My beloved 1100d! Oh, I know it has only 9 focus points and a mediocre 12.2 mp sensor. I know it is probably 9 years old, which in camera years is something like 4 to 6 years beyond its “best if used by” date. I know I have to let it go, because here in America it is considered less than useful, a “gray market” camera. But what does America know, gray market or not, it’s my beloved camera! And now it’s dead. 😦
My very first camera was also gray market and equally cherished. It had been given to me in 2016 by a very dear friend. It was a Canon 450d (a Rebel xSi in Ameri-Speak). I loved that camera and took it everywhere. My very first nature photo (which I can’t show you because it’s sooooo bad) came from that camera — and so did many others. However, it, too, suffered an unexpected demise when one day, when I had had the camera for about 2 months, I pressed the shutter button — and the whole assembly sprang apart. Talk about terror! I picked up the pieces and tried to put them back together — no luck. I broke speed records getting to the camera store in Rochester, much as one would rush a sick child to the emergency room, only to hear those terribly truthful words, “I can’t fix this, it’s gray market.” What do you mean, “gray market”??? I poured out my story — it was a gift! from a friend! who lives overseas! I love this camera! and can’t live without it! but if it couldn’t be fixed then I needed another one, just like it, so she would never know. Well, they did have a Canon xSi, and they could cover the offensive American numbers with gaffer tape but only if I came up with $179.00 plus tax (which at that time I had to scrape together). I eagerly forked it over, the xSi would have to do.
Well, THAT camera should have been euthanized long before it got to me. It had what I would call “shutter shudder,” meaning that every time I pressed the shutter button all of the innards would wiggle around. You could feel it. And you could hear it, too — so much so that those around me would turn around and look for the source of the noise whenever I took a photo. But it did produce decent photos like this one, even if I didn’t have a clue about what I was doing.
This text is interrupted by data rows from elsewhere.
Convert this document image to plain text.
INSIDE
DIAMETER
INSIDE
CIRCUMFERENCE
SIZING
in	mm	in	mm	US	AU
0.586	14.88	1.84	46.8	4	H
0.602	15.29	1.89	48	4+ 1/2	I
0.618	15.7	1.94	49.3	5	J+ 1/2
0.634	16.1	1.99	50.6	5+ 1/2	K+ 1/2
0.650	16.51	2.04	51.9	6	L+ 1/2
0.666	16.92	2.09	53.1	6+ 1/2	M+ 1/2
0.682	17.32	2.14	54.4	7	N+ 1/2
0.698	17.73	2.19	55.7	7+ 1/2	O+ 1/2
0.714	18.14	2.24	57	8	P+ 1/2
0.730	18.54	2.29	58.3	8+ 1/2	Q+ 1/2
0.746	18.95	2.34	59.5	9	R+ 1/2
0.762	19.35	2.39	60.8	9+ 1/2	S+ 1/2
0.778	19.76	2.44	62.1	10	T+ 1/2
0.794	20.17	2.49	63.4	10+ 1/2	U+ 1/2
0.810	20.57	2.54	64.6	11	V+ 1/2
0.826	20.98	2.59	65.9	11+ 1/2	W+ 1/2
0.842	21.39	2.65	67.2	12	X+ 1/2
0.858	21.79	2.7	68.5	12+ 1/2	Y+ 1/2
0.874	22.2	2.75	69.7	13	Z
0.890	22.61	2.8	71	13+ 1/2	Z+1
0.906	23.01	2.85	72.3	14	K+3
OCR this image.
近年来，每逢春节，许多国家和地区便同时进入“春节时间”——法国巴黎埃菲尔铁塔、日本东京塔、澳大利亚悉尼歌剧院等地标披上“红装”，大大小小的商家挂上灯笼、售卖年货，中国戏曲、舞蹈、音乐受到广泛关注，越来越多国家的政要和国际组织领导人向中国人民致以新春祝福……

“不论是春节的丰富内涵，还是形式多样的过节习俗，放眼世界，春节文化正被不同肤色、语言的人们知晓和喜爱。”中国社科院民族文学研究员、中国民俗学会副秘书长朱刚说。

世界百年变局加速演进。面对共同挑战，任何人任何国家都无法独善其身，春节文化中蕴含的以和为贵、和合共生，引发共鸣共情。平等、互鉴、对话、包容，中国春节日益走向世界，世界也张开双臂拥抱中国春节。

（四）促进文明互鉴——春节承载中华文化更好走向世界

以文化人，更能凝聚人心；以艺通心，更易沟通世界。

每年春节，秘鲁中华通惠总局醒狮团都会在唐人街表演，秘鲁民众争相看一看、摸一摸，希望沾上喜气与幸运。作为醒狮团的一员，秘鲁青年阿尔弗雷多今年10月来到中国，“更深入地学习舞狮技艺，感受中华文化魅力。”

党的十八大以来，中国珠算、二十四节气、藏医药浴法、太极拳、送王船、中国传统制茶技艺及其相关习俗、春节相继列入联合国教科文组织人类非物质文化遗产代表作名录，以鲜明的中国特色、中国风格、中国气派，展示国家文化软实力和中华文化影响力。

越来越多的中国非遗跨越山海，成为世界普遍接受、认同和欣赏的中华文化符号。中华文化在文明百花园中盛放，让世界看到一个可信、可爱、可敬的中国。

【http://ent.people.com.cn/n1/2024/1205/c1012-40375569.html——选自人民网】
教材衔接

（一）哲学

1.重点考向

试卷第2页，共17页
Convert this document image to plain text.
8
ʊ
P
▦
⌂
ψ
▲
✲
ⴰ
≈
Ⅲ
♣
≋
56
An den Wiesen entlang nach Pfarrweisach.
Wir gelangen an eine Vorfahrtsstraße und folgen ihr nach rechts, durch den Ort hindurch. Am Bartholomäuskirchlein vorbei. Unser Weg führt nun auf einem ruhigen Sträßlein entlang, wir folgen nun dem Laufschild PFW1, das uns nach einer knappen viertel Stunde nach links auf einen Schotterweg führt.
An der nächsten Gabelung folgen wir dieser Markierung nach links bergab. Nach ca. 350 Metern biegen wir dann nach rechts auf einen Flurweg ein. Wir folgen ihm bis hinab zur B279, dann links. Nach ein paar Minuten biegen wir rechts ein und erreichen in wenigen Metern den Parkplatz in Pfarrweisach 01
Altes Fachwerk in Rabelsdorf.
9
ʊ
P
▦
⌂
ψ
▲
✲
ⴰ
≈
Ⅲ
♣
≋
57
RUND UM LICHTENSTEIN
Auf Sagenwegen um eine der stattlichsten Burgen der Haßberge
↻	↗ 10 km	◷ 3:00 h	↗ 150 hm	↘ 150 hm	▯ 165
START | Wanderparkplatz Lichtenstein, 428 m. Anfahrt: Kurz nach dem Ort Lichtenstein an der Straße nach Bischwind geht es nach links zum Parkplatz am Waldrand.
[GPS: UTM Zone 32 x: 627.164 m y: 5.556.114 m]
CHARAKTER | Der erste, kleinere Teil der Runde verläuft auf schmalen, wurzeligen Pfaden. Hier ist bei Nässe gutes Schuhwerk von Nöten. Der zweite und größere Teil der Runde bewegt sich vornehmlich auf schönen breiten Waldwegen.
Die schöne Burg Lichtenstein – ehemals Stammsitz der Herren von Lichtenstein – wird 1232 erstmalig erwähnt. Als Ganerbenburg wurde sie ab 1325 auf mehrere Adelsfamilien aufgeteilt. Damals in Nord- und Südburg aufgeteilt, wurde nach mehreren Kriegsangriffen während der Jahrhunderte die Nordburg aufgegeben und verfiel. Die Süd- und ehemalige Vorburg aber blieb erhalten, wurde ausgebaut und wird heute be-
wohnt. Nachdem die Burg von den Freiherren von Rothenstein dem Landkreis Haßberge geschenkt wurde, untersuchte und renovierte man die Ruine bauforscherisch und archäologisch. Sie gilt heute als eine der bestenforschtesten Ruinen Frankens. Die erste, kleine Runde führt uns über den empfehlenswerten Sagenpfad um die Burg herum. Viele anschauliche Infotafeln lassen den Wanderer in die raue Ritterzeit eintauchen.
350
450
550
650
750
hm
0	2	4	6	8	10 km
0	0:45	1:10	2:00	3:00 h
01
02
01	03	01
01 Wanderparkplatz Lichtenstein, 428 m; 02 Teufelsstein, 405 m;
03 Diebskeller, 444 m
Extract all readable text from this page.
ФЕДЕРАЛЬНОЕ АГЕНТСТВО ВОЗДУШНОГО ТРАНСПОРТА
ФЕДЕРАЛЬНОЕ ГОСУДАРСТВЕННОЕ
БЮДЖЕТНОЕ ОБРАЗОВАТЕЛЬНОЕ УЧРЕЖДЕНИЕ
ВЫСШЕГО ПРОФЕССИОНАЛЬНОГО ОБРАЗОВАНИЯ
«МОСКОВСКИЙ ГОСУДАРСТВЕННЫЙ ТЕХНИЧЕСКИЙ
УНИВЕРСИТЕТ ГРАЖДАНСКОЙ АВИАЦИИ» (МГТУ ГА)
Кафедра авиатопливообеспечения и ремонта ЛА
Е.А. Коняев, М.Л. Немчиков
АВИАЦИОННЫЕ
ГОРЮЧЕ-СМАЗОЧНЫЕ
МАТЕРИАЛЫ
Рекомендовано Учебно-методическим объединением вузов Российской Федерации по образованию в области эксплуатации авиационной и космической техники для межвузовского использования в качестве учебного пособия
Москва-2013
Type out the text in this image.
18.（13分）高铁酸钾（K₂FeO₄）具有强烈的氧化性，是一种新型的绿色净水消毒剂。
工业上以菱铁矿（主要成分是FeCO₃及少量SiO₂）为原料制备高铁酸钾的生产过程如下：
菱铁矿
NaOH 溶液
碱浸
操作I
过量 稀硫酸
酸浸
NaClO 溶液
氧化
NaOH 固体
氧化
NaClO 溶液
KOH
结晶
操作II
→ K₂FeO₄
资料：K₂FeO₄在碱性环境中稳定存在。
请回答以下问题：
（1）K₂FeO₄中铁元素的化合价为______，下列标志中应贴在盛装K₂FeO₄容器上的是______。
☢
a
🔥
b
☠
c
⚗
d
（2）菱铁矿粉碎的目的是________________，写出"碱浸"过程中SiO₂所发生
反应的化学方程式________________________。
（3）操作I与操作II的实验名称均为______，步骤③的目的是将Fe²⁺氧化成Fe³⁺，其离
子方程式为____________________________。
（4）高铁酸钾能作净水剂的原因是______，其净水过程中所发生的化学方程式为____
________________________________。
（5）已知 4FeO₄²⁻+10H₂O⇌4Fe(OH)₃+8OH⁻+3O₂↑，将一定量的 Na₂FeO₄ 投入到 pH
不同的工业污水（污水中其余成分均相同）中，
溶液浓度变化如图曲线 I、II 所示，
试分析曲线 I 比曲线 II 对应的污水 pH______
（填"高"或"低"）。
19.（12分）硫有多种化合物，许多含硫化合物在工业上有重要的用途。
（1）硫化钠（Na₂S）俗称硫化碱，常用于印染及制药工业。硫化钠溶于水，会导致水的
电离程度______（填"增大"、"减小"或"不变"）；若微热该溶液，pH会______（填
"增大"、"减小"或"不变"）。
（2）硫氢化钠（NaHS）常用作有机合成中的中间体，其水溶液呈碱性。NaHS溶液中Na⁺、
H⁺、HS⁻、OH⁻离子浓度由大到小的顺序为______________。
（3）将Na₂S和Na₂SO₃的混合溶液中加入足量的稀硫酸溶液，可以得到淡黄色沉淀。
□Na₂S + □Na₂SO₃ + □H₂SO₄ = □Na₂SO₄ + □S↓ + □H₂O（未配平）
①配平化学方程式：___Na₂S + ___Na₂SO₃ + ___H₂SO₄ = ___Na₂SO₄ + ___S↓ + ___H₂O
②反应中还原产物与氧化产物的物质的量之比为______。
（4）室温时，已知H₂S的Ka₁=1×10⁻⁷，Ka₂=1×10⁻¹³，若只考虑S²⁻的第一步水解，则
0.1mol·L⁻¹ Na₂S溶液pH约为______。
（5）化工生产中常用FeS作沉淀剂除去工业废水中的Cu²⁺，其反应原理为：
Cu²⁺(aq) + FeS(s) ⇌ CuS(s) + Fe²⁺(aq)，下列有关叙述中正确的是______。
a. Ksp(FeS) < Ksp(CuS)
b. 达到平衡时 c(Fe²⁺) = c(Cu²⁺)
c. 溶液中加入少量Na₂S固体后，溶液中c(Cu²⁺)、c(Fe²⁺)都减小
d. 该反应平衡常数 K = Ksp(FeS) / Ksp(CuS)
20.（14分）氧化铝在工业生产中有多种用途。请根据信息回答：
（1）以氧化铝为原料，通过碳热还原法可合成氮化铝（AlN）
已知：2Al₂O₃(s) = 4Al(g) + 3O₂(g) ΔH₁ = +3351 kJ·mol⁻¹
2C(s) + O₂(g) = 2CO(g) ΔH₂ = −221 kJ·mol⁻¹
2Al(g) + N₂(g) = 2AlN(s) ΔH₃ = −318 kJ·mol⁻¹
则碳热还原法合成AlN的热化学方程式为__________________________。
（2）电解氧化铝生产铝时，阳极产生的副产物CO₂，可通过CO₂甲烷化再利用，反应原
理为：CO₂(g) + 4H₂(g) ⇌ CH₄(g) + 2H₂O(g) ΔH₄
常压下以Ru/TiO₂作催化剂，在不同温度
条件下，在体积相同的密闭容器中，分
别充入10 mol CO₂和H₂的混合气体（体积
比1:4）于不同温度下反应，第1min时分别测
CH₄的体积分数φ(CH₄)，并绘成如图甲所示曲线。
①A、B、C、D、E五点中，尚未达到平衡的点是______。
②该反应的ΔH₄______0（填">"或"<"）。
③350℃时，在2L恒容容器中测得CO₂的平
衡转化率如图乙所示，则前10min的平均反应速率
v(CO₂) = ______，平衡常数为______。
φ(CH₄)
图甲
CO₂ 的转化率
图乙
That camera lasted only about a year (I’m beginning to think I’m a certifiable camera jinx). On July 29, 2017 I was heading to a fiddle fest in a nearby town. After a quick stop at McDonald’s golden arches, I carefully placed my lunch and the camera, extra batteries, and tripod into the car. I was planning on taking candid shots of elderly fiddle players, hoping that a Willie Nelson look-alike would stare blankly at my 18-55mm kit lens for a photo that would impress National Geographic and have them begging me for the rights. Fortunately, the elderly fiddlers and National Geographic were spared that experience because, unfortunately, a rogue, off-duty sheriff decided that the driver ahead of him was traveling far too slowly and the coast was clear for him to pass. . .except that it wasn’t, not until he cleared it by punting my car like a football into a ditch with his brand-new Mustang. The camera, tripod, lunch, and me were sent flying head over heels. I was airlifted to the nearest trauma center with serious injuries that eventually healed (well, as much as they are going to heal); however, my lunch, camera, and tripod died instantly in a twisted pile of metal, plastic, and two all-beef patties, special Sauce, lettuce, cheese, pickles, onions on a sesame seed bun.
Very soon after, my dear friend traveled half-way around the world (literally!) to help me heal, and she brought the 1100d with her, all wrapped up in love, concern, and special dreams that didn’t die in the accident. So you can understand why I just can’t just shrug my shoulders and toss my beloved gray-market companion into the nearest waste bin as if it were. . .well, some kind of gray-market camera. To me, it is the gift of a lifetime from a wonderful friend that only some of us are lucky enough to find in our lifetimes.
Rest in peace, my dear gray-market companion, and thank you for the lessons you taught me — about photography, friendship, and life itself.